Since making the spontaneous decision to start a brand new project for National Novel Writing Month, I've been thinking a lot about constellations. And relationships. And family. And how they all connect.
It's a project I've been mentally preparing for months, but didn't think I was anywhere close to actually drafting. See, I'm the type of gal who likes to have her ducks in a row before the cursor hits the Google Doc—and I mean all in a row. I usually wait for months before I even consider a draft, because I know how frustrating it can be to start something I'll inevitably decide to scrap.
But with this project, it's different. It isn't a complex epic fantasy with a thousand moving parts and subplots and character arcs. It's a simple story of lost connections, of relationships built on love but fracturing beneath the weight of emotional self-isolation. My characters all love each other like family, but they each carry burdens they keep locked away from the others, and it's been interesting to flesh out the many ways in which that lack of vulnerability disconnects them. Little miscommunications becoming full-fledged fights. Little fences becoming walls. Little silences being packed words that were never said and ideas that were never thought.
It's about family, the relationship that God designed to give us a place of safety, a place of home and welcome. Like so many beautiful things He crafted for our pleasure, sin has broken the family in our world. Marriages fall to pieces, often discarded rather than repaired; siblings become enemies, parents become strangers, and the intimate bonds of the family unit reach snapping points too soon, sending daughters and sons and siblings and fathers and mothers spinning off into different galaxies.
Families don't always break in pieces. Sometimes they just . . . drift apart. Like a constellation where every star is part of one whole but exists lightyears away from the others, alone in the vastness of space. I'm thankful to say that I don't know what it's like to feel so divided from the people I love most; this year has filled me with a new appreciation for the bonds I have with my brothers and parents, the strong connections we share. It's humbling to me—that blessing—but it's also tuned my heart to the reality of family brokenness that exists around every corner.
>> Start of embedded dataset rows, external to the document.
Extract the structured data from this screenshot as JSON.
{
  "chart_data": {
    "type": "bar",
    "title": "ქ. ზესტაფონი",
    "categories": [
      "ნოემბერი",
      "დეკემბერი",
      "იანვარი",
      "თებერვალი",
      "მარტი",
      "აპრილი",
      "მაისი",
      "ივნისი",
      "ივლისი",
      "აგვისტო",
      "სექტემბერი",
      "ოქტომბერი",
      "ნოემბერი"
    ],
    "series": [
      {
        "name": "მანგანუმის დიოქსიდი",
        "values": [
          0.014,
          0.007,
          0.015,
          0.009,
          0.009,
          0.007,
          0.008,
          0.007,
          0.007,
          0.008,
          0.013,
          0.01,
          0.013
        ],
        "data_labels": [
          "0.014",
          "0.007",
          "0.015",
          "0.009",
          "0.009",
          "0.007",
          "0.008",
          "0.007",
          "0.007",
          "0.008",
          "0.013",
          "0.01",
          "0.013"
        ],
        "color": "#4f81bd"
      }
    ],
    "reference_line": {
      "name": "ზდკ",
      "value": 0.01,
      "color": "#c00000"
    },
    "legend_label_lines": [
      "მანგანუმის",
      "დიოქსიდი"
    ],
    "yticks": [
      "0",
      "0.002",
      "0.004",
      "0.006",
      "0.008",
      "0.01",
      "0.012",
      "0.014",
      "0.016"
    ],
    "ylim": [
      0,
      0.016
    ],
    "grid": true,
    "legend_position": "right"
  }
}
I'm looking forward to diving deeper into this project and exploring the different nuances it shows me. I'm looking forward to gaining a better understanding of the things people go through alone, without needing to. Writing, for me, has always been about pointing those who are lost in the dark to the freedom in Jesus' light; this November, I'm praying for wisdom and inspiration to do just that through a new, unfamiliar, but deeply meaningful story.